Jean Marie Corre a la réputation d’être têtu mais, comme les journalistes ajoutent à chaque fois, « comme un Breton », il s’agit probablement plus d’une expression vide de sens plutôt que d’un véritable trait de caractère du bonhomme. Coureur de petite taille, râblé, 1 mètre 62 pour 62 kilos, Jean Marie Corre est un homme courageux mais nerveux qui agit parfois trop vite, sans écouter les conseils de son entourage. Il commet ainsi des erreurs tactiques qui lui font perdre des courses. C’est peut être pour ces raisons qu’à la suite de sa pitoyable défaite contre Stephane, il se trouva victime de la défaveur et de la déconsidération du public. Il est alors présenté comme Raymond Poulidor le fut à son époque, un éternel deuxième, qui quoi qu’il accomplisse, demeure un éternel vaincu, voué aux secondes places. Alors que Poulidor a su toucher le cœur du public en montrant du courage et de la grandeur dans ses défaites face à Anquetil puis à Merckx, au contraire Jean Marie Corre est mal aimé à cause de ses échecs. Il est injustement considéré comme un looser sans envergure. C’est peut être pour cette raison, qu’il va désormais orienter différemment sa carrière. Certes il est moins présent dans les compétitions classiques mais il profite de la notoriété acquise au fil des années pour se consacrer prioritairement à des records de longue distance, et contrairement à ce que l’on peut lire un peu partout à son sujet, Jean Marie Corre n’a pas arrêté sa carrière en 1895 mais en 1897.
Peu de temps, après un fort beau Bordeaux – Paris terminé à la deuxième place, Jean Marie Corre décide de se lancer dans un Tour de France afin d’établir un record dont on peut se demander quel intérêt sportif il peut avoir.
En accomplissant des étapes quotidiennes d’environ 200 kilomètres, il boucla son périple en 25 jours ce qui n’a finalement rien d’exceptionnel d’autant qu’il a bénéficié d’entraineurs sur une bonne partie du parcours. Si l’on en croît la presse de l’époque, il a reçu en de nombreux lieux un brillant accueil. L’idée d’un tour de France à bicyclette éveillait déjà un écho positif et fascinant dans le cœur des foules. Il ne fut pas le seul à réaliser un tour de France à bicyclette mais n’est ce pas en se remémorant ces diverses tentatives individuelles que Géo Lefebvre souffla l’idée de la Grande Boucle à Henri Desgranges.

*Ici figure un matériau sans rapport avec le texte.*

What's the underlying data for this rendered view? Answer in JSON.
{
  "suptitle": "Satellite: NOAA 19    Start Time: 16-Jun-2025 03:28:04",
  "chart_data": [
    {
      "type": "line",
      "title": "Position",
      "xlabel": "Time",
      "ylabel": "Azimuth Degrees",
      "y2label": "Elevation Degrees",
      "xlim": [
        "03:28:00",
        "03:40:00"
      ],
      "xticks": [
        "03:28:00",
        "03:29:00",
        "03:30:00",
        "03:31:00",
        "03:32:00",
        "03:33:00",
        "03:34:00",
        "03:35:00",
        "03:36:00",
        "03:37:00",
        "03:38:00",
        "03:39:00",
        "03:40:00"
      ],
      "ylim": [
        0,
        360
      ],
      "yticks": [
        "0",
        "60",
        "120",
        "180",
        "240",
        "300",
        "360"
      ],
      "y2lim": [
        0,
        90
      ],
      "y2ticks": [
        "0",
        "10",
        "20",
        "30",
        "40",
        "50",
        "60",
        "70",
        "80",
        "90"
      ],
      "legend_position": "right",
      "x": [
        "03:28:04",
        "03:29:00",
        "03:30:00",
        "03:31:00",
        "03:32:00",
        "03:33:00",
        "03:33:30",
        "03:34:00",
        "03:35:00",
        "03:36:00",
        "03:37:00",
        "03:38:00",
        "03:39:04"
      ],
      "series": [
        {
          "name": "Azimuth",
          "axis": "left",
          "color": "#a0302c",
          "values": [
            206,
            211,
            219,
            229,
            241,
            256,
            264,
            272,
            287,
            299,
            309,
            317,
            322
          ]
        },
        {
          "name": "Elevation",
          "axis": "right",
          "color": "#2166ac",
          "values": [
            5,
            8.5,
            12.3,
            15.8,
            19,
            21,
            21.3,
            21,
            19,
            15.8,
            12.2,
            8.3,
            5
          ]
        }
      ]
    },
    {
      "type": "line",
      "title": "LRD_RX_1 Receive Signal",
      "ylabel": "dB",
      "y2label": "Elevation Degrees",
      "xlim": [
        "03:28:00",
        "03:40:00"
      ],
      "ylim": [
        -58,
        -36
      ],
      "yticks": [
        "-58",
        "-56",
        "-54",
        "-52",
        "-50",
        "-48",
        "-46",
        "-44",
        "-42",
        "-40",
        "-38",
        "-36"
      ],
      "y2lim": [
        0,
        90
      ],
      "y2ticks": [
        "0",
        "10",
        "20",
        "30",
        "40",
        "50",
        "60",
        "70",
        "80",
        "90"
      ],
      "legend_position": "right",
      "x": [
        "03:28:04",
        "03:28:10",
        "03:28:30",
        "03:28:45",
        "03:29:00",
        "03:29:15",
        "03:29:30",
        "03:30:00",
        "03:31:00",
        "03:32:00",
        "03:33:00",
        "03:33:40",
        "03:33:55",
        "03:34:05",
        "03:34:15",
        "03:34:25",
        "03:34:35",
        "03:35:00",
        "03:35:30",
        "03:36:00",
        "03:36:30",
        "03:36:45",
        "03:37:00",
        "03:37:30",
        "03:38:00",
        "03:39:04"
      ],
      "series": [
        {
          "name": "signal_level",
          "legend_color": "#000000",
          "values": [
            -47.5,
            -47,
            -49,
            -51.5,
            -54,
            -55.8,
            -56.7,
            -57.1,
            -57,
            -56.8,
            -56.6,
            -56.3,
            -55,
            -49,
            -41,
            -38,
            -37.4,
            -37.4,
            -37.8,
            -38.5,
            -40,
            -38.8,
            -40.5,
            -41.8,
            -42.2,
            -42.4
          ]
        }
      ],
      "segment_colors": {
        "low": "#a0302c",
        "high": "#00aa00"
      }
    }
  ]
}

Nous l’avons vu notre homme a le sens des affaires et à la vue de la publicité ci-dessus on peut se demander si, plutôt qu’un record, il ne s’agissait pas d’une vaste opération publicitaire, pour lequel le Breton mis ses talents d’avaleurs de kilomètres. En 1896, Jean Marie Corre prend part à la course Moscou – Saint Petersburg. Des pluies diluviennes s’abattent sur les concurrents qui très rapidement, se retrouvent avec de l’eau jusqu’au pédalier. Notre Breton joue de malchance et il brise sa roue avant dans un caniveau. Ne voulant pas avoir effectué ce long voyage pour rien, il décide de s’attaquer au record Saint Petersburg – Paris de son vieil ennemi Terront, qu’il réussit à battre assez nettement.
L’année suivante durant le mois de septembre, il s’attaque au record des 24 heures sans entraîneur, sur le vélodrome de Rouen. Il réussit une performance remarquable en accomplissant 671 kilomètres et 963 mètres soit une moyenne horaire qui avoisine les 28 kilomètres heure. Ce sera son dernier exploit. Depuis quelques temps déjà, Jean Marie Corre regarde avec attention le développement de la motocyclette et de l’automobile. Il ne sait probablement pas encore comment s’y prendre mais il a l’intime conviction qu’il y a beaucoup à faire et que son avenir passera par ces nouvelles machines.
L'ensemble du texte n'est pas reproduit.